Muito se tem especulado sobre o Corredor do Lobito, das barragens, dos hospitais especializados, dos canais de irrigação no Cunene, da refinaria de Cabinda, da Metalúrgica do Dande, dos parques industriais, dos equipamentos e infraestruturas desportivas, dos equipamentos dos portos, do Palácio de Convenções, da transformação da TAAG, dos avanços significativos na agropecuária, na transformação do produto extraído em território nacional, na crescente exportação de produtos não petrolíferos, e na execução de obras com ajustes diretos dada a emergência nacional de suprimento de lacunas que obstaculizam o desenvolvimento, nomeadamente na área de recursos humanos.
Mais uma vez os factos demonstram, inequivocamente, que Angola segue um rumo delineado em 2017, pese embora a desastrosa herança já tão debatida, que desde 2022 entramos numa fase visível e sentida desses benefícios.
Emerge agora, no início do ano letivo, uma face crucial dessa aposta: o Sistema Nacional de Educação e Ensino prevê acolher mais de 9,8 milhões de alunos, em todos os níveis de ensino, distribuídos por uma rede de mais de 12 mil escolas em todo o país. É o futuro a construir-se ultrapassando as suas lacunas, são as raízes de um tempo novo a vir à tona; haverá também uma parte que cabe às famílias e à responsabilidade dos agentes locais.
Perdeu-se demasiado tempo, mesmo assim, neste esforço gigantesco existem lacunas inultrapassáveis: a pressão demográfica no Icolo e Bengo, o desenraizamento de milhares de famílias empurradas para o desconhecido, tornam impossível a racionalidade impotente face aos desafios. Note-se que mesmo os senhores deputados eleitos pelas províncias residem em Luanda, não visitam os seus círculos eleitorais.

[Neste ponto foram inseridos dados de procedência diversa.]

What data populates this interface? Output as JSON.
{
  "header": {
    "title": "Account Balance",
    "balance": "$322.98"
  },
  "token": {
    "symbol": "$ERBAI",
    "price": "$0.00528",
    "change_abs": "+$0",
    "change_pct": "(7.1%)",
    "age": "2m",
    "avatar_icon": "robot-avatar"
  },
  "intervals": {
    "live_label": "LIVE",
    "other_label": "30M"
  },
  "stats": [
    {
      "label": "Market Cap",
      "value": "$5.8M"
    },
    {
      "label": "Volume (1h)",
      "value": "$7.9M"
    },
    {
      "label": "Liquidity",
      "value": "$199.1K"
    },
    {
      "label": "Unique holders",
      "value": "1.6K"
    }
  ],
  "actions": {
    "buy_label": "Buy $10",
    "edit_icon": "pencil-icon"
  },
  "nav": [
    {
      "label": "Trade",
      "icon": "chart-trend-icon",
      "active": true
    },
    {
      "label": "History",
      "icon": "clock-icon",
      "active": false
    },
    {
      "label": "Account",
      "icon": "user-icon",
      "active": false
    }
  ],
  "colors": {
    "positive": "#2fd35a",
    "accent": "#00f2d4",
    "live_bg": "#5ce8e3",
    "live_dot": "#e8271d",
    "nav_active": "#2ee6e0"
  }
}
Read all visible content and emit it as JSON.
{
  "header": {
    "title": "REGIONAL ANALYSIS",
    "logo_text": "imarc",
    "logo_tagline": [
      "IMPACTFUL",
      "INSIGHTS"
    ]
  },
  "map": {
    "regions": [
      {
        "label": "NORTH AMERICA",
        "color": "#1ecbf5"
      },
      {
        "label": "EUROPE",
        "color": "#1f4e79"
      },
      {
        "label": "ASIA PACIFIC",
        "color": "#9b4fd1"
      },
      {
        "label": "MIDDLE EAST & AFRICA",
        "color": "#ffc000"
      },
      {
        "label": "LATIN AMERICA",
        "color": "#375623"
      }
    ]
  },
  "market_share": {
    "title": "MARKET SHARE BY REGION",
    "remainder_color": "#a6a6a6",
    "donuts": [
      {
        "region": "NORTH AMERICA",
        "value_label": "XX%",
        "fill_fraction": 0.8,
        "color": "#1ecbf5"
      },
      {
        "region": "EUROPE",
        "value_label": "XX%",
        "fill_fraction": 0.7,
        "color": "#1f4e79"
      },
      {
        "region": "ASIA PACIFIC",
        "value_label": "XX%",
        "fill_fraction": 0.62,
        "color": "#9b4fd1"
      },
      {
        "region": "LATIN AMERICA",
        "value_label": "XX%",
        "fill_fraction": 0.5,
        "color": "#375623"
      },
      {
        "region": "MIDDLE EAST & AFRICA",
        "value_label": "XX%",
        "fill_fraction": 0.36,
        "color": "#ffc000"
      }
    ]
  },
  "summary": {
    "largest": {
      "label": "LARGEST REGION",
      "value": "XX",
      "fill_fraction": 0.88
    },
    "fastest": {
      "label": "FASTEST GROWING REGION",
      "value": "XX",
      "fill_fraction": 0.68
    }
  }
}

O Estado e o Governo não podem ser a estrutura onipresente substituindo-se aos vários agentes com responsabilidades locais. Esta exigência é que obriga, fatalmente, a uma reformulação do espectro partidário: abandonar as teses ancestrais de ódios e de uma conflitualidade permanente, higienizar a política, enquadrá-la num espírito que exclua a herança revolucionária e dê vez à modernidade e à civilidade democrática. É este o desígnio confessado de João Manuel Gonçalves Lourenço, com o MPLA na liderança, a caminho, em liberdade, da Nova República.